City of Gatineau, 2 police officers to pay $18K in racial profiling case
Police stopped, searched, arrested man who didn't fully match description of suspect
The City of Gatineau and two of its police officers have been ordered to pay $18,000 to a Black man who was deemed a victim of racial profiling by Quebec's Human Rights Tribunal.
The ruling is about an incident in December 2013, when two Gatineau police officers, Éric Bélanger and Jason Bruneau, stopped, searched and arrested a man they suspected was involved in a domestic violence complaint.
The officers were looking for a suspect identified by name and described as a Black man carrying a knife. He was also described as six-feet-one-inch in height, wearing a black coat and grey sweat pants, with long hair tied up.
But the man they ended up stopping did not fully match the description, according to the tribunal's decision. The victim said he was leaving a convenience store when he was stopped and searched twice, even after identifying himself to police.
With the exception of being Black, the victim was wearing different clothes: a grey hooded sweatshirt and faded blue jeans. His hair was also shaved.
The man told officers during his arrest that he believed it was an act of racial profiling, states the tribunal's decision.
Police ignored evidence: commissioner
In her ruling, the commissioner said the officers changed the description of the suspect and ignored clear signs, like the man's short hair, that would confirm they were searching and arresting the wrong person.
She also said that because officer Bruneau admits at one point that the man is not the suspect they were looking for, arresting him was unreasonable, as was a second search.
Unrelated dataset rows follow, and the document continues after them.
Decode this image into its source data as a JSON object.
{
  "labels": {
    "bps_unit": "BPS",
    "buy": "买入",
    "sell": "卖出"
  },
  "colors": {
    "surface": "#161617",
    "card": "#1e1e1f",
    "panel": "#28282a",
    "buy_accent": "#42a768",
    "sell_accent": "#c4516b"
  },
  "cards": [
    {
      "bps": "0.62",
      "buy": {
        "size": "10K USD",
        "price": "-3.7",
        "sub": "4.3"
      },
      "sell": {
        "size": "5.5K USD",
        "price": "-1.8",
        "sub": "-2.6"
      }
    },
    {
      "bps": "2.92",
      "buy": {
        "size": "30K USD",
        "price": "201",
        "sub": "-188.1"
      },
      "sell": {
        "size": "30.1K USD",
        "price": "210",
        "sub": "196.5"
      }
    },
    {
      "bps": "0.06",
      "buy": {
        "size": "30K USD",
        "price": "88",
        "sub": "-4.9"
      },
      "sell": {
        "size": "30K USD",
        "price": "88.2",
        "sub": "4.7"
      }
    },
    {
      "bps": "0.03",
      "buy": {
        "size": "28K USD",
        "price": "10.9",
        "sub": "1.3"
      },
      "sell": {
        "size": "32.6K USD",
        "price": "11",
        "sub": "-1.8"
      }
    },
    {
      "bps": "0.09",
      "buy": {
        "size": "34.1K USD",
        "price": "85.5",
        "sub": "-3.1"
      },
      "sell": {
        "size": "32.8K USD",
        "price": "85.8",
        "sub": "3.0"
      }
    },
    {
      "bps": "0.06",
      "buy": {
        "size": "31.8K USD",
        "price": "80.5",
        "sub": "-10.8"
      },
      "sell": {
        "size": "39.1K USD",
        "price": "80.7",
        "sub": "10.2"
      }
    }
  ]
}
The commissioner also questioned why a complaint the victim filed with the police ethics commissioner days later was dismissed.
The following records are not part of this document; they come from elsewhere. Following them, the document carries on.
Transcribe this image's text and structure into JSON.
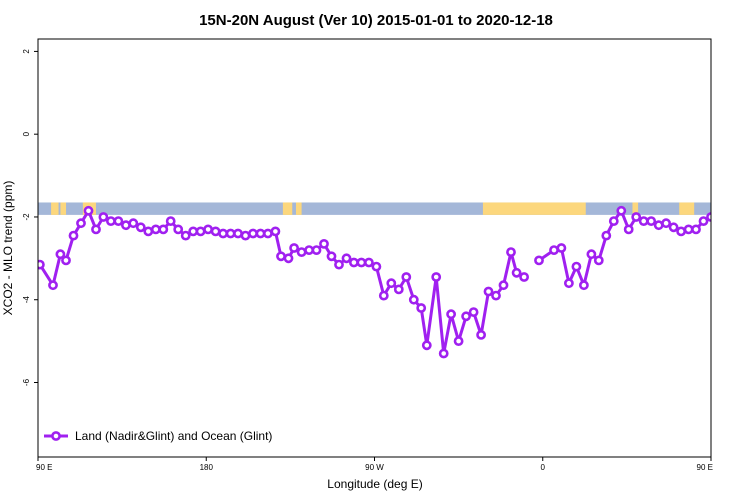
{
  "chart_data": {
    "type": "line",
    "title": "15N-20N August (Ver 10)   2015-01-01 to 2020-12-18",
    "xlabel": "Longitude (deg E)",
    "ylabel": "XCO2 - MLO trend (ppm)",
    "xlim": [
      90,
      450
    ],
    "ylim": [
      -7.8,
      2.3
    ],
    "x_ticks": [
      {
        "value": 90,
        "label": "90 E"
      },
      {
        "value": 180,
        "label": "180"
      },
      {
        "value": 270,
        "label": "90 W"
      },
      {
        "value": 360,
        "label": "0"
      },
      {
        "value": 450,
        "label": "90 E"
      },
      {
        "value": 540,
        "label": "180"
      }
    ],
    "y_ticks": [
      {
        "value": 2,
        "label": "2"
      },
      {
        "value": 0,
        "label": "0"
      },
      {
        "value": -2,
        "label": "-2"
      },
      {
        "value": -4,
        "label": "-4"
      },
      {
        "value": -6,
        "label": "-6"
      }
    ],
    "land_band": {
      "y_range": [
        -1.95,
        -1.65
      ],
      "ocean_color": "#a4b7d8",
      "land_color": "#fcd77d",
      "land_spans": [
        [
          97,
          101
        ],
        [
          102,
          105
        ],
        [
          114,
          118
        ],
        [
          115,
          121
        ],
        [
          221,
          224
        ],
        [
          223,
          226
        ],
        [
          228,
          231
        ],
        [
          328,
          383
        ],
        [
          374,
          381
        ],
        [
          408,
          411
        ],
        [
          433,
          441
        ],
        [
          450,
          458
        ],
        [
          468,
          472
        ],
        [
          484,
          486
        ]
      ]
    },
    "series": [
      {
        "name": "Land (Nadir&Glint) and Ocean (Glint)",
        "color": "#a020f0",
        "points": [
          [
            88,
            -3.2
          ],
          [
            91,
            -3.15
          ],
          [
            98,
            -3.65
          ],
          [
            102,
            -2.9
          ],
          [
            105,
            -3.05
          ],
          [
            109,
            -2.45
          ],
          [
            113,
            -2.15
          ],
          [
            117,
            -1.85
          ],
          [
            121,
            -2.3
          ],
          [
            125,
            -2.0
          ],
          [
            129,
            -2.1
          ],
          [
            133,
            -2.1
          ],
          [
            137,
            -2.2
          ],
          [
            141,
            -2.15
          ],
          [
            145,
            -2.25
          ],
          [
            149,
            -2.35
          ],
          [
            153,
            -2.3
          ],
          [
            157,
            -2.3
          ],
          [
            161,
            -2.1
          ],
          [
            165,
            -2.3
          ],
          [
            169,
            -2.45
          ],
          [
            173,
            -2.35
          ],
          [
            177,
            -2.35
          ],
          [
            181,
            -2.3
          ],
          [
            185,
            -2.35
          ],
          [
            189,
            -2.4
          ],
          [
            193,
            -2.4
          ],
          [
            197,
            -2.4
          ],
          [
            201,
            -2.45
          ],
          [
            205,
            -2.4
          ],
          [
            209,
            -2.4
          ],
          [
            213,
            -2.4
          ],
          [
            217,
            -2.35
          ],
          [
            220,
            -2.95
          ],
          [
            224,
            -3.0
          ],
          [
            227,
            -2.75
          ],
          [
            231,
            -2.85
          ],
          [
            235,
            -2.8
          ],
          [
            239,
            -2.8
          ],
          [
            243,
            -2.65
          ],
          [
            247,
            -2.95
          ],
          [
            251,
            -3.15
          ],
          [
            255,
            -3.0
          ],
          [
            259,
            -3.1
          ],
          [
            263,
            -3.1
          ],
          [
            267,
            -3.1
          ],
          [
            271,
            -3.2
          ],
          [
            275,
            -3.9
          ],
          [
            279,
            -3.6
          ],
          [
            283,
            -3.75
          ],
          [
            287,
            -3.45
          ],
          [
            291,
            -4.0
          ],
          [
            295,
            -4.2
          ],
          [
            298,
            -5.1
          ],
          [
            303,
            -3.45
          ],
          [
            307,
            -5.3
          ],
          [
            311,
            -4.35
          ],
          [
            315,
            -5.0
          ],
          [
            319,
            -4.4
          ],
          [
            323,
            -4.3
          ],
          [
            327,
            -4.85
          ],
          [
            331,
            -3.8
          ],
          [
            335,
            -3.9
          ],
          [
            339,
            -3.65
          ],
          [
            343,
            -2.85
          ],
          [
            346,
            -3.35
          ],
          [
            350,
            -3.45
          ],
          null,
          [
            358,
            -3.05
          ],
          [
            366,
            -2.8
          ],
          [
            370,
            -2.75
          ],
          [
            374,
            -3.6
          ],
          [
            378,
            -3.2
          ],
          [
            382,
            -3.65
          ],
          [
            386,
            -2.9
          ],
          [
            390,
            -3.05
          ],
          [
            394,
            -2.45
          ],
          [
            398,
            -2.1
          ],
          [
            402,
            -1.85
          ],
          [
            406,
            -2.3
          ],
          [
            410,
            -2.0
          ],
          [
            414,
            -2.1
          ],
          [
            418,
            -2.1
          ],
          [
            422,
            -2.2
          ],
          [
            426,
            -2.15
          ],
          [
            430,
            -2.25
          ],
          [
            434,
            -2.35
          ],
          [
            438,
            -2.3
          ],
          [
            442,
            -2.3
          ],
          [
            446,
            -2.1
          ],
          [
            450,
            -2.0
          ]
        ]
      }
    ],
    "legend": {
      "position": "bottom-left",
      "label": "Land (Nadir&Glint) and Ocean (Glint)"
    }
  }
}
The commissioner ruled that the city and the two police officers pay a total of $18,000 to the victim. In addition to the fine, the commissioner also had recommendations.
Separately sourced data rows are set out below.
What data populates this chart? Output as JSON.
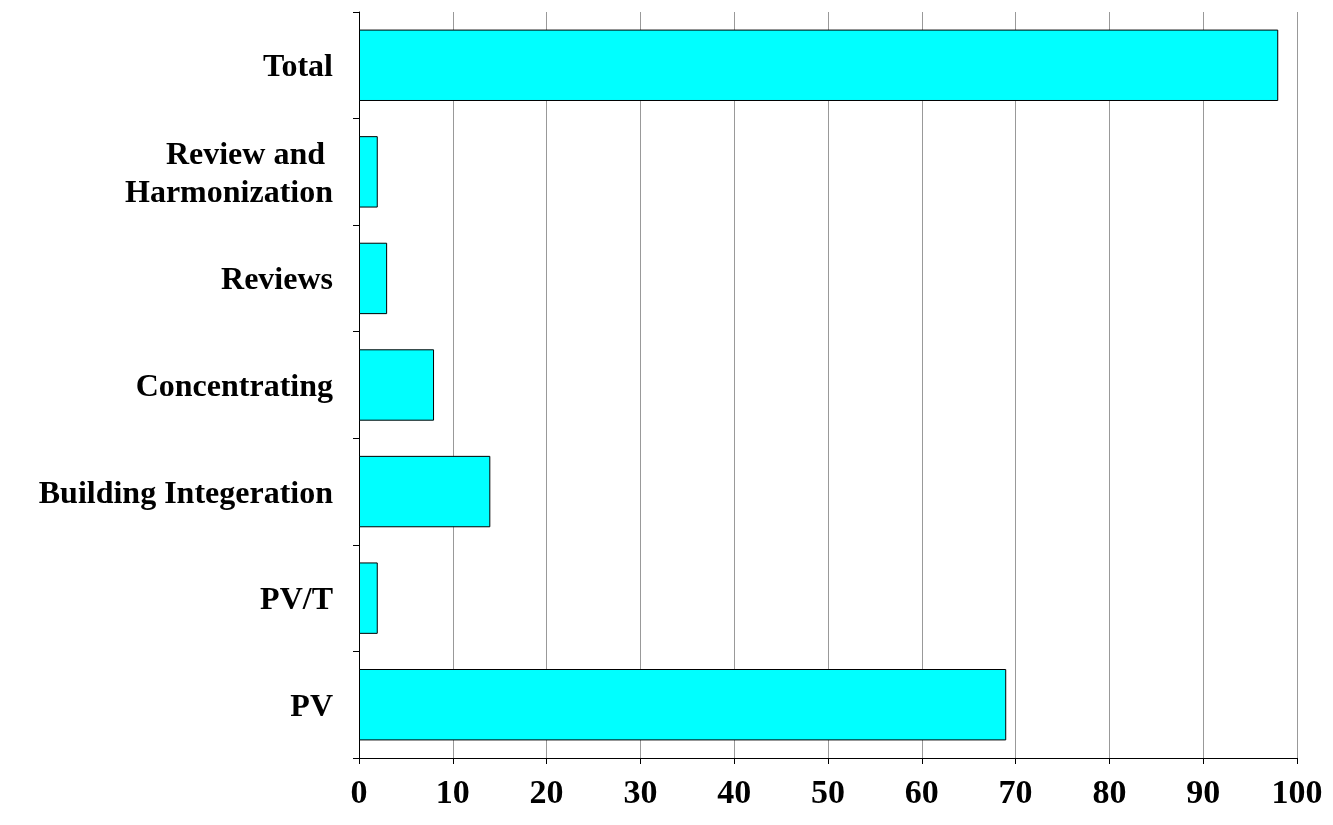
{
  "chart_data": {
    "type": "bar",
    "orientation": "horizontal",
    "categories": [
      "Total",
      "Review and Harmonization",
      "Reviews",
      "Concentrating",
      "Building Integeration",
      "PV/T",
      "PV"
    ],
    "values": [
      98,
      2,
      3,
      8,
      14,
      2,
      69
    ],
    "color": "#00ffff",
    "xlim": [
      0,
      100
    ],
    "xticks": [
      0,
      10,
      20,
      30,
      40,
      50,
      60,
      70,
      80,
      90,
      100
    ],
    "grid": "x"
  }
}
She requested the city both train its police officers about the risks of racial profiling. She also said the city should create guidelines to identify and control racial profiling by police officers.
In response, the Service de police de la Ville de Gatineau (SPVG) said it wouldn't comment on the ruling because it may appeal the decision, but that there is zero tolerance for racial profiling from its members.
It said in recent years, SPVG has taken several steps to counter racial profiling, including training for its members, making services more accessible for ethnocultural groups and that it is talking with those groups to identify the challenges they face during interactions with police.